I am following Pavel et al's book "Tensor categories".
They claim without proof that the (covariant) functor $F:=\mathrm {Hom}(X,-):\mathcal C \rightarrow \textbf{Ab}$ is left exact, where $\mathcal C$ is an abelian category. I am trying to show this. I am new to this topic.
Take $0\xrightarrow{a} A\xrightarrow{b} B\xrightarrow{c} C\rightarrow 0$ short exact. We want to show that
$$0\rightarrow FA\rightarrow FB\rightarrow FC$$
is exact.
I started by trying to show that im$Fa = \ker Fb$. since im$Fa=\ker \mathrm {coker} Fa$, then $(\mathrm {coker}Fa) \circ (\mathrm{im} Fa)=0$.
I was trying to use this to show that $0\xrightarrow{\mathrm{im}Fa}FA \underset{0}{\overset{Fb}{\rightrightarrows}} FB$ is an equalizer diagram and thus complete the proof. But I got nowhere.
Don't worry, i know it is tricky in the beginning, however, May i use some different notation?

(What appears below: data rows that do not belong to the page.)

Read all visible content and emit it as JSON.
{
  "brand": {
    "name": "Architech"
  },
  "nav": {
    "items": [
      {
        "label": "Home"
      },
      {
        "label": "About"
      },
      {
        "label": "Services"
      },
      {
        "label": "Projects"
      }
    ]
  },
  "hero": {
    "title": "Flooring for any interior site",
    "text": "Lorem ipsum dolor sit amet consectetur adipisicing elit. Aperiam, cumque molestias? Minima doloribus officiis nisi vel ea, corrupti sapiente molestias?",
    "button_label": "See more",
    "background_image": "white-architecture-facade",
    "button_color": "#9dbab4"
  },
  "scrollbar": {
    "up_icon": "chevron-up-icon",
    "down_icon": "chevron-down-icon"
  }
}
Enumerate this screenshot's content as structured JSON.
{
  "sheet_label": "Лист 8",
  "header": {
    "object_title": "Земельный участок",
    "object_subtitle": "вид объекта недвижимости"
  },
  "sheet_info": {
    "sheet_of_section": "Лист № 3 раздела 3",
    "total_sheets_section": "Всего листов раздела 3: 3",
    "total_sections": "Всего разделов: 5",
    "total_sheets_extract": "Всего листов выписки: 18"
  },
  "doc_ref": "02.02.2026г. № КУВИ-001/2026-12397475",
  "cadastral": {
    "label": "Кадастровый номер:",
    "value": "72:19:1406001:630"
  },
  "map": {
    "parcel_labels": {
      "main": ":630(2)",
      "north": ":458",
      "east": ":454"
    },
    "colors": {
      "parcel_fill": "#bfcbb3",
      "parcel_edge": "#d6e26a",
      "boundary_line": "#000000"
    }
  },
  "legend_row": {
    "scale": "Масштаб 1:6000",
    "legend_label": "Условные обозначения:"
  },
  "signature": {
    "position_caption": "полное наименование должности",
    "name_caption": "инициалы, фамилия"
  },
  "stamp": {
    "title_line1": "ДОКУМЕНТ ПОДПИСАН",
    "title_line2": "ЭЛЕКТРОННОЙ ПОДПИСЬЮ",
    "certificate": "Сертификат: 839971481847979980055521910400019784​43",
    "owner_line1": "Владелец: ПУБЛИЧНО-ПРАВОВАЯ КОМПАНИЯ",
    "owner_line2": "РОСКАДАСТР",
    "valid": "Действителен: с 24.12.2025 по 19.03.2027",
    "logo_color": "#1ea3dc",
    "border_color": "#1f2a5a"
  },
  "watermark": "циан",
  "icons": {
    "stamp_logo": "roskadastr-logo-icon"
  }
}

I.e.: Let $$0 \to A \xrightarrow{\iota} B \xrightarrow{\pi} C \to 0$$
be short exact. We want to show that $$0 \to \hom(X,A) \xrightarrow{\iota \circ } \hom(X,B) \xrightarrow{\pi\circ} \hom(X,C) $$ is exact. where the morphisms are just the compositions with $\iota$ and $\pi$. Now first remember that injective maps are monomorphisms (I call them monic), i.e. $\iota \circ g = \iota \circ g'$ implies $g=g'$ for any $g,g'$, if you do not know this, it is an awesome EXERCISE.
Exactness at $\hom(X,A)$:
Here it suffices to show that $\iota \circ$ is injective, but this just means that $\iota \circ g =\iota \circ g'$ implies that $g=g'$, which holds since $\iota$ is monic.
Exactness at $\hom(X,B)$:
We will prove $\mathrm{im}(\circ\iota) \subset \ker(\circ \pi)$ and $\ker(\circ \pi) \subset \mathrm{im}(\circ\iota) $ seperately.
$\mathrm{im}(\circ\iota) \subset \ker(\circ \pi)$:
Let $f \in \mathrm{im}(\circ\iota)$ this means that there is a $g$ such that $f=\iota \circ g$, but this now gives $$\pi \circ f = \pi \circ \iota \circ g = 0 \circ g =0$$.
$\ker(\circ \pi) \subset \mathrm{im}(\circ\iota) $
Let $f \in \ker(\circ \pi)$, then we have $\pi \circ f =0$, but this means by the universal property of the kernel that $f$ factors over the kernel. Now since $A$ and $\iota$ actually define a kernel of $\pi$ (kernels are only unique up to unique isomorphism) $f$ factors over $A \xrightarrow{\iota} B$, but this literally means that there is a $g$ s.t $f= g\circ \iota$ which finishes the claim.